AVEO - Another/Alternative/Awesome VE Offloading

Erich Focht

Introduction

In the past weeks I re-implemented the VEO API by using a completely different communication method between vector host (VH) and vector engine (VE) than the original veoffload project. Instead of the system call semantics for controlling VE processes AVEO uses a little RPC layer built on top of User DMA communication mechanisms: ve-urpc. AVEO itself is at github.com/SX-Aurora/aveo.

AVEO does re-use code from VEO: the main include file ve_offload.h is almost identical and the upper layers which deal with asynchronous call requests queueing are slightly changed variants from VEO.
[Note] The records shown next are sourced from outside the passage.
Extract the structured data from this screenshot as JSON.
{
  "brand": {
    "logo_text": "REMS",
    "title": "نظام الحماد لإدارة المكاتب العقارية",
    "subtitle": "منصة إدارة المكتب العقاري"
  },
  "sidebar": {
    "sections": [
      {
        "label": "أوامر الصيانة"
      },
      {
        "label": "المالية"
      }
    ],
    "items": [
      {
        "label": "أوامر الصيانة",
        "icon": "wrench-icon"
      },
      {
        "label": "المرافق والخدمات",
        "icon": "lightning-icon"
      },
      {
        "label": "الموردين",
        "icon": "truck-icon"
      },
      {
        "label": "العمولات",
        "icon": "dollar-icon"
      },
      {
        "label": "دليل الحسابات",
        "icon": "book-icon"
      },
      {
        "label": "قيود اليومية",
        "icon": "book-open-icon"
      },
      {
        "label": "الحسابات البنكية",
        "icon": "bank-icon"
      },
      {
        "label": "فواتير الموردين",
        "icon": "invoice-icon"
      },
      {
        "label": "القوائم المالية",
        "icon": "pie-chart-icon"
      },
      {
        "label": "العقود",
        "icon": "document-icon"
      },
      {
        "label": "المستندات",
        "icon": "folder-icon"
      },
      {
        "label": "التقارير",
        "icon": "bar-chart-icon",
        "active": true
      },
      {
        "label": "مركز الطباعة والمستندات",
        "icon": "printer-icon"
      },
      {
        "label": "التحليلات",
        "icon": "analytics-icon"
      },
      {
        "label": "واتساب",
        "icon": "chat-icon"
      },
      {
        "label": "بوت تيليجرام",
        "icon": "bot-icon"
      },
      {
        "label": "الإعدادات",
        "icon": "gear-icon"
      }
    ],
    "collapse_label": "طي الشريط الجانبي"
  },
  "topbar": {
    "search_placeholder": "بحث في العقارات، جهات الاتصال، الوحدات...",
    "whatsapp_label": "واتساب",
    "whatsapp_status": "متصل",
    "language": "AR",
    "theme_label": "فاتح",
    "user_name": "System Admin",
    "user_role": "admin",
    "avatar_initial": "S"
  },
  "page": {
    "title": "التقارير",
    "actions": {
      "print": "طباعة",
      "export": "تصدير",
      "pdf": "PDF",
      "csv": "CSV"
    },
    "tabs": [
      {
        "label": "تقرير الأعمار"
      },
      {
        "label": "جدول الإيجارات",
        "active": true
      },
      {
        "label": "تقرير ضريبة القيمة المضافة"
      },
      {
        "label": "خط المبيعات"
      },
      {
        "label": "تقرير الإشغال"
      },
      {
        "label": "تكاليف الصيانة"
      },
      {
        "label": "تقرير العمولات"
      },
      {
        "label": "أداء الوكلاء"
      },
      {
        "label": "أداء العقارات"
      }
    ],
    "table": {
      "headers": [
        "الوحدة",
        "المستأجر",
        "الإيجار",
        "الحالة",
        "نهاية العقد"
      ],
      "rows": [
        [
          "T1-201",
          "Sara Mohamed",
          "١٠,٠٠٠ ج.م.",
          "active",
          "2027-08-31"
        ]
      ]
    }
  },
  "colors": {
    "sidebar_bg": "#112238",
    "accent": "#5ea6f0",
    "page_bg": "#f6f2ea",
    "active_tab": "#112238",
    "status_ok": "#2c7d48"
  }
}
This project aims at tackling and solving some of the issues of the original VEO:

Call latency: AVEO’s asynchronous call latency is down from ~100us to the range of 5.5-6us.
Memory transfer bandwidth is much increased and benefits for small transfers also of the latency improvement.
The VH and VE processes are now decoupled, VEOS-wise the VE side is a separate process. This solves several long-standing issues:
- Debugging of VE and VH side is now possible at the same time. Just attach an appropriate gdb to each side (VH and VE), set breakpoints and have fun.
- In AVEO using multiple VEs from one process is no problem. Thus creating multiple procs is possible. The limitations imposed by VEOS do not apply to AVEO since VE processes are simply that: normal VE processes.
- There are no additional worker threads competing for resources on the VE, therefore OpenMP scheduling on VE is simple and less conflict-prone.
- Performance analysis of the VE side with ftrace works and is simple to use.
- In principle AVEO VE kernels can even be connected with each other through NEC VE-MPI. An API for simplifying this is being worked on.
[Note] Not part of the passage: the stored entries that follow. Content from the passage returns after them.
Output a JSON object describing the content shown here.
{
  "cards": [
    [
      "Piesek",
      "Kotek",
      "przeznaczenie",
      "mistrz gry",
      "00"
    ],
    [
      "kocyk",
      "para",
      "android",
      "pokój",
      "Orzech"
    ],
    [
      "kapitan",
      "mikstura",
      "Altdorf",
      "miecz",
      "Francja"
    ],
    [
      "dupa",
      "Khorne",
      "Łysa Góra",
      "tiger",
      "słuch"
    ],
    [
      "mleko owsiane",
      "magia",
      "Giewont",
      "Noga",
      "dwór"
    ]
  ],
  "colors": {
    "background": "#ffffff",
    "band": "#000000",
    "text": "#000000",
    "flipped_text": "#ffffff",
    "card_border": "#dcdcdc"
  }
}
There is a drawback for the reduced latency: it is obtained by polling in tight loops, therefore the VE core running the aveorun tool will be continuously spinning. Also the VH cores actively waiting for the request to finish (by veo_call_wait_result()) will be spinning, making progress and using power.

NOTE: This code is being actively developed, so is rough around the edges. It is working and meanwhile integrated in a few decently sized projects. Please report issues on github!

Performance

Besides the added features the main benefit of using AVEO is the reduced call latency. The table below shows the results achieved on a VE10B.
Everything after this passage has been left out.